財務統合をさらに進める動きとして、カザフスタンと中国は3年間の二国間通貨スワップ協定に署名したと、Kapital.kzが報じた。この協定は、テンゲと人民元の流動性へのアクセスを改善することで貿易と投資を促進し、国境を越えた取引での自国通貨利用拡大を後押しするよう設計されている。
キルギス:投資と灌漑
中国は2025年にキルギス最大の海外投資国となり、ロシアを上回ってFDIは3億5,570万ドルとなった。Eurasian Economic Commissionのデータによると、対内海外投資総額は前年比31.4%増の3億3,540万ドルに達した。この逆転は、中国資本が2年連続で純流出していた状況の後に起きた。

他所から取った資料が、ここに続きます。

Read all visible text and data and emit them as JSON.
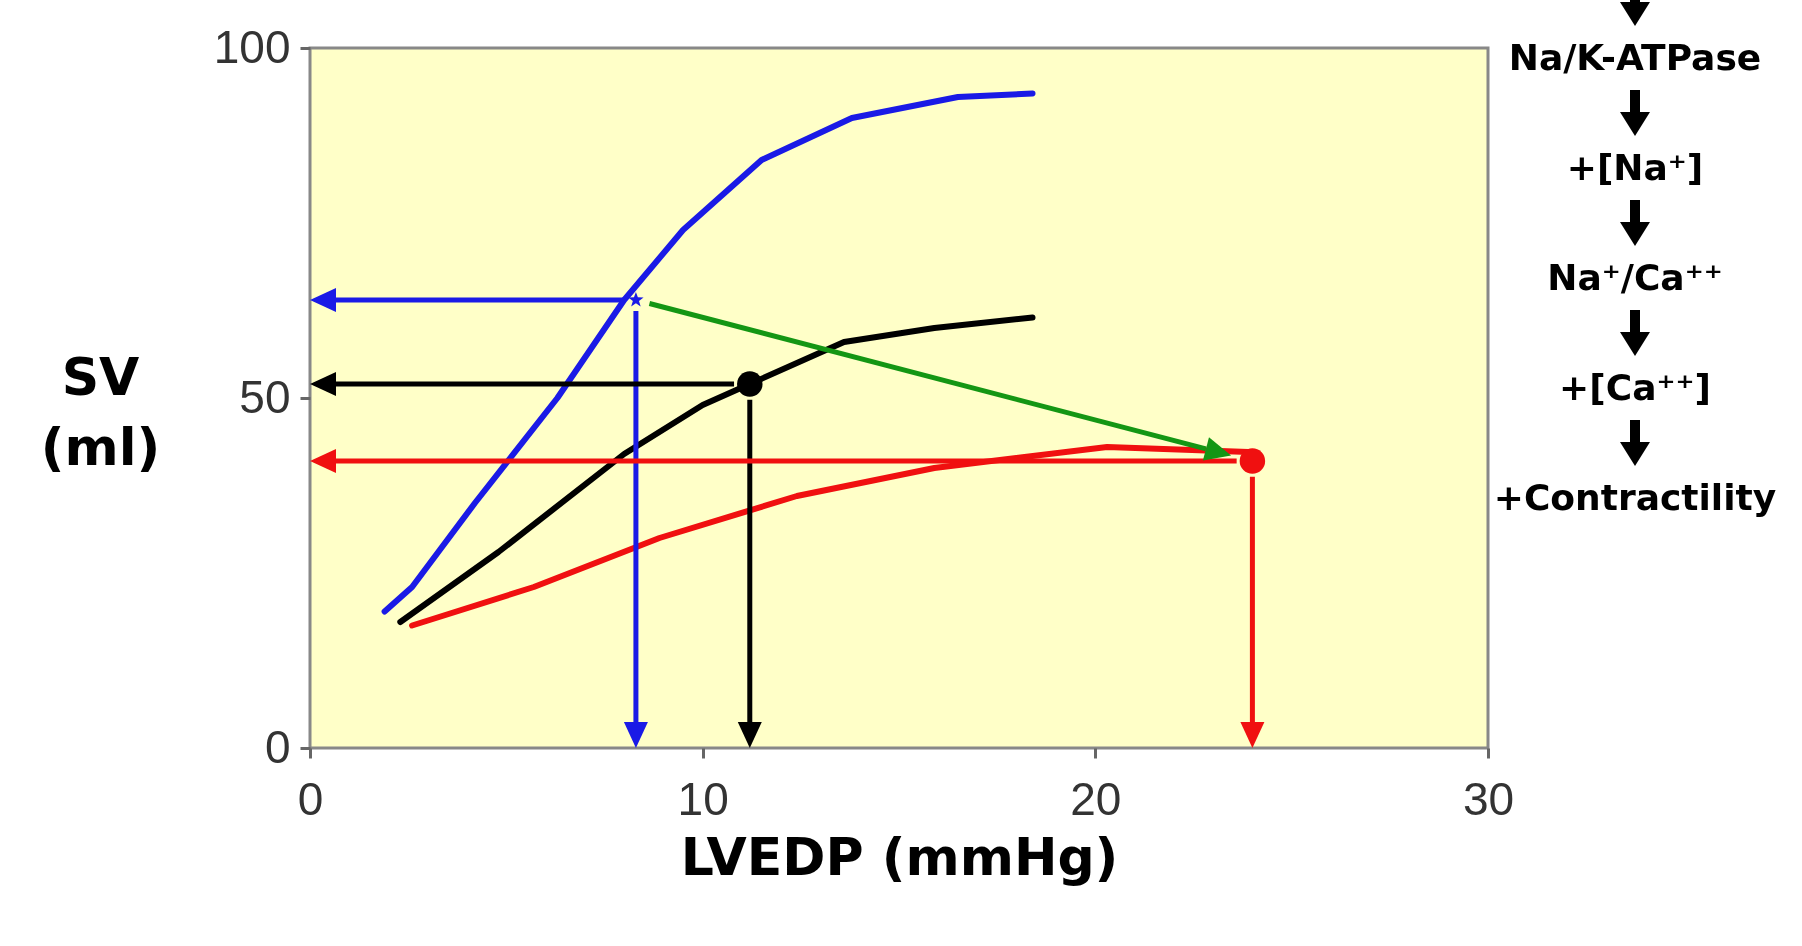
{
  "chart_data": {
    "type": "line",
    "xlabel": "LVEDP (mmHg)",
    "ylabel": "SV (ml)",
    "xlim": [
      0,
      30
    ],
    "ylim": [
      0,
      100
    ],
    "xticks": [
      0,
      10,
      20,
      30
    ],
    "yticks": [
      0,
      50,
      100
    ],
    "grid": false,
    "legend": false,
    "annotations": [
      "Na/K-ATPase",
      "+[Na⁺]",
      "Na⁺/Ca⁺⁺",
      "+[Ca⁺⁺]",
      "+Contractility"
    ],
    "series": [
      {
        "color": "#1a1ae6",
        "x": [
          1.9,
          2.6,
          4.2,
          6.3,
          8.0,
          9.5,
          11.5,
          13.8,
          16.5,
          18.4
        ],
        "values": [
          19.5,
          23,
          35,
          50,
          64,
          74,
          84,
          90,
          93,
          93.5
        ]
      },
      {
        "color": "#000000",
        "x": [
          2.3,
          4.8,
          8.0,
          10,
          11.2,
          13.6,
          15.9,
          18.4
        ],
        "values": [
          18,
          28,
          42,
          49,
          52,
          58,
          60,
          61.5
        ]
      },
      {
        "color": "#f01010",
        "x": [
          2.6,
          5.7,
          8.9,
          12.4,
          15.9,
          20.3,
          23.9
        ],
        "values": [
          17.5,
          23,
          30,
          36,
          40,
          43,
          42.3
        ]
      },
      {
        "type": "scatter",
        "color": "#1a1ae6",
        "x": [
          8.3
        ],
        "values": [
          64
        ],
        "marker": "star"
      },
      {
        "type": "scatter",
        "color": "#000000",
        "x": [
          11.2
        ],
        "values": [
          52
        ],
        "marker": "circle"
      },
      {
        "type": "scatter",
        "color": "#f01010",
        "x": [
          24
        ],
        "values": [
          41
        ],
        "marker": "circle"
      }
    ]
  }
}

中国はまた、キルギスの灌漑網を近代化するため、機械化された水路清掃用の特別機材370点、総額1億4,890万元相当を無償供与する。Open.kgが報じた。全国の水管理と農業灌漑効率の改善が見込まれている。
ウズベキスタン
中国の寧夏回族自治区は8月初めに、乳牛と繁殖用の牛およそ500頭をウズベキスタンに供給した。Xinhuaによると、昨年末以降、この中国の地域は1,700頭超の牛を送っている。